The company is also rolling out new store formats, such as the high-end Starbucks Reserve Roasteries-part café, part shrine, and part working roaster. Think of it as the Starbucks Experience on steroids. "We designed the Roastery as the pinnacle experience around all-things-coffee, and there is nothing else like it in the world," says Kevin Johnson, Starbucks's current CEO. The ultimate expression of the Starbucks Experience, these flagship stores are rolling out slowly and only in the world's most cosmopolitan cities, including Shanghai, Milan, New York, Tokyo, and Chicago. In other areas, Starbucks has opened 170 Starbucks Reserve Bars, smaller-scale, more intimate roasteries described as "perfect places to pick up Starbucks Reserve whole bean coffee, enjoy a handcrafted Starbucks Reserve beverage, and chat with a barista about all things coffee."

Beyond employee training, new products, and innovative store formats, Starbucks has extended the Starbucks Experience well beyond its stores through digital and mobile platforms.

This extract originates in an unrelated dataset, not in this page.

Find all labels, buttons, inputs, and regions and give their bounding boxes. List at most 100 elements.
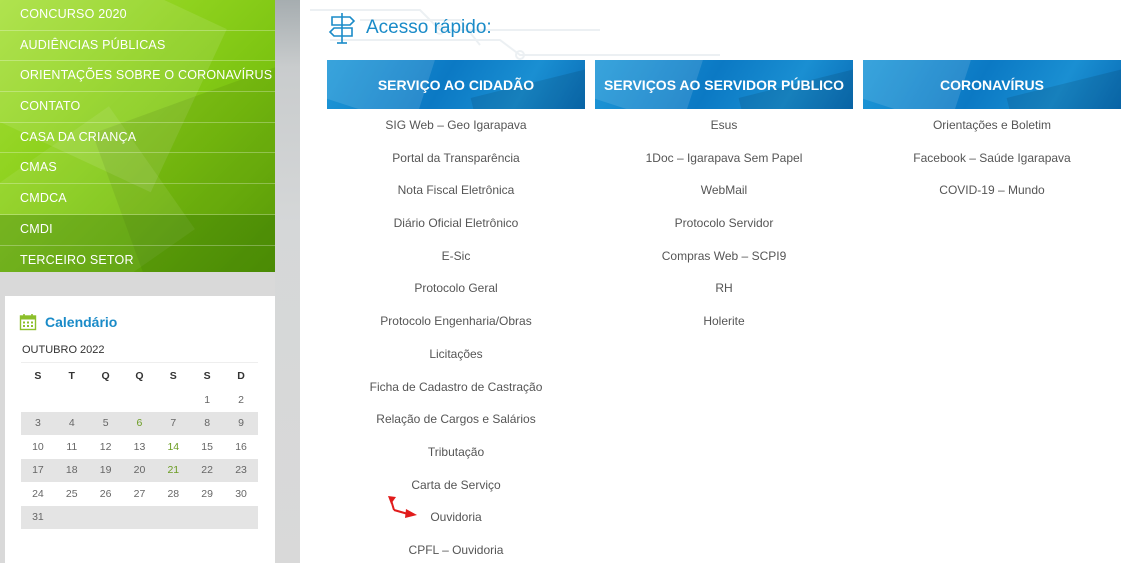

Its highly successful Starbucks Rewards mobile app lets members order ahead, pay, earn rewards, and learn about new products and special offers. Starbucks thinks of its app as "a direct, real-time, personalized, two-way digital relationship with its customers." In China, Starbucks has opened its first virtual store, letting some 670 million active users place orders, receive delivery, and earn rewards through a common app interface.

Today, Starbucks remains devoutly committed to delivering the one-of-a-kind Starbucks Experience, making it one of the world's most iconic and valuable brands. Sales and profits are perking strongly. Every week, 350,000 Starbucks employees extend the Starbucks Experience to 91 million customers in nearly 30,000 stores in 78 countries. In the past four years, Starbucks's customer count and annual revenues have grown by 50 percent, and profits have doubled.

The moral of the Starbucks story: The iconic Starbucks "product" is about a lot more than just making good coffee. It's about engaging customers and consistently delivering the full-blown Starbucks Experience. "It's not just about ringing a register and performing a task," says Schultz, now chairman emeritus at Starbucks. "It's also about creating an emotional, enduring relationship and connection with our ... customers. At our core, we celebrate the interaction between us and our customers through the coffee experience. Life happens over coffee."1

As the Starbucks story shows, in their quest to create customer relationships, marketers must build and manage products and brands that connect with customers. This chapter begins with a deceptively simple question: What is a product? After addressing this question, we look at ways to classify products in consumer and business markets. Then we discuss the important decisions that marketers make regarding individual products, product lines, and product mixes. Next, we examine the characteristics and marketing requirements of a special form of product-services. Finally, we look into the critically important issue of how marketers build and manage product and service brands."

1. How and how deeply do customers relate to the Starbucks brand? If you are a fan of Starbucks, how does their brand experience feel to you?

2. How does this chapter-opening Starbucks story relate to what comes later in the chapter?